Perjalanan Sarekat Islam Sampai Ke Politik
Untuk bersaing dengan pedagang-pedagang asing yang ingin
menguasai ekonomi rakyat Indonesia diputuskanlah dibentuk sebuah organisasi
dagang yang menghimpun pedagang pribumi muslim. Organisasi ini bernama Sarekat
Dagang Islam yang lahir pada 16 Oktober 1905 di Surakarta yang diprakarsai oleh
Haji Samanhudi. Sarekat Dagang Islam (SDI) didirikan dengan berlandaskan pada
agama Islam dan berusaha menggerakkan perekonomian rakyat.
Sarekat Dagang Islam berkembang
pesat dengan lahirnya cabang-cabang baru di luar kota. Seperti di Batavia, R.M.
Tirtoadisurjo mendirikan Sarekat Dagang Islamiyah pada 1909. Setahun berselang
R.M. Tirtoadisurjo mendirikan organisasi serupa di Buitenzorg (Bogor).
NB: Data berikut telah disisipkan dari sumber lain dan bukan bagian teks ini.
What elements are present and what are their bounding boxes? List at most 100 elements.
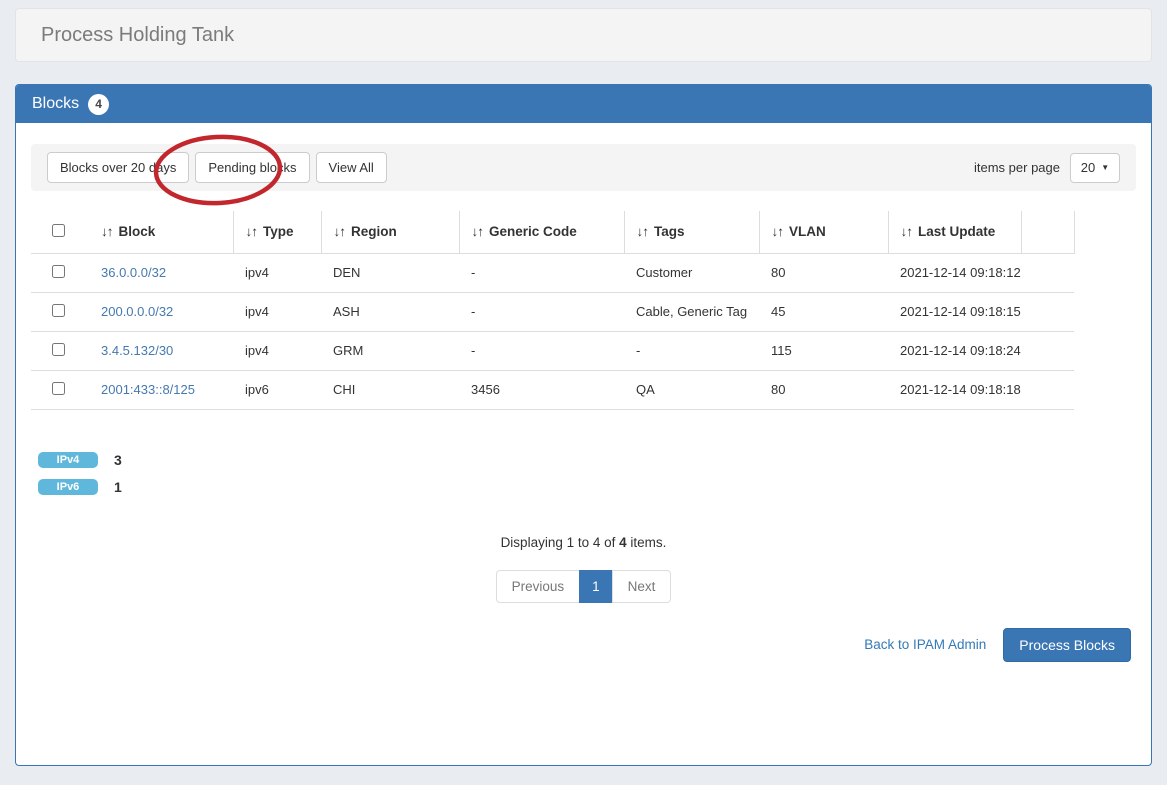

Sementara itu di Surabaya, HOS Tjokroaminoto mendirikan cabang SDI pada tahun
1912.
Pada tahun itu pula HOS
Tjokroaminoto terpilih menjadi pimpinan SDI. Di bawah kepemimpinannya Sarekat
Dagang Islam dirubah menjadi organisasi yang lebih luas. SDI tidak hanya
mengurusi ekonomi rakyat tetapi juga bergerak dalam pembinaan pemahaman Islam
secara utuh dan politik. Nama Sarekat Dagang Islam (SDI) pun dirubah menjadi
Sarekat Islam (SI) yang mempunyai tujuan sebagai berikut.
1.
Mengembangkan
jiwa dagang.
2.
Membantu
anggota-anggota yang mengalami kesulitan dalam bidang usaha.
3.
Memajukan
pengajaran dan semua usaha yang mempercepat naiknya derajat rakyat.
4.
Memperbaiki
pendapat-pendapat yang keliru mengenai agama Islam.
5.
Hidup
menurut perintah agama.
Walaupun SI dilahirkan di Jawa,
namun dalam keanggotaannya SI terbuka terhadap seluruh komponen bangsa di luar
Jawa dan Madura. Sarekat Islam memulai kongres pertamanya pada tahun 1913 di
Surabaya. Dalam kongres ini pemimpin SI, yaitu HOS Tjokroaminoto belum
menyatakan SI terlibat secara langsung dalam politik praktis. Ia hanya
mengutarakan Sarekat Islam hanya bertujuan untuk meningkatkan perdagangan
antarbangsa Indonesia, membantu anggotanya yang mengalami kesulitan ekonomi
serta mengembangkan kehidupan relijius dalam masyarakat Indonesia.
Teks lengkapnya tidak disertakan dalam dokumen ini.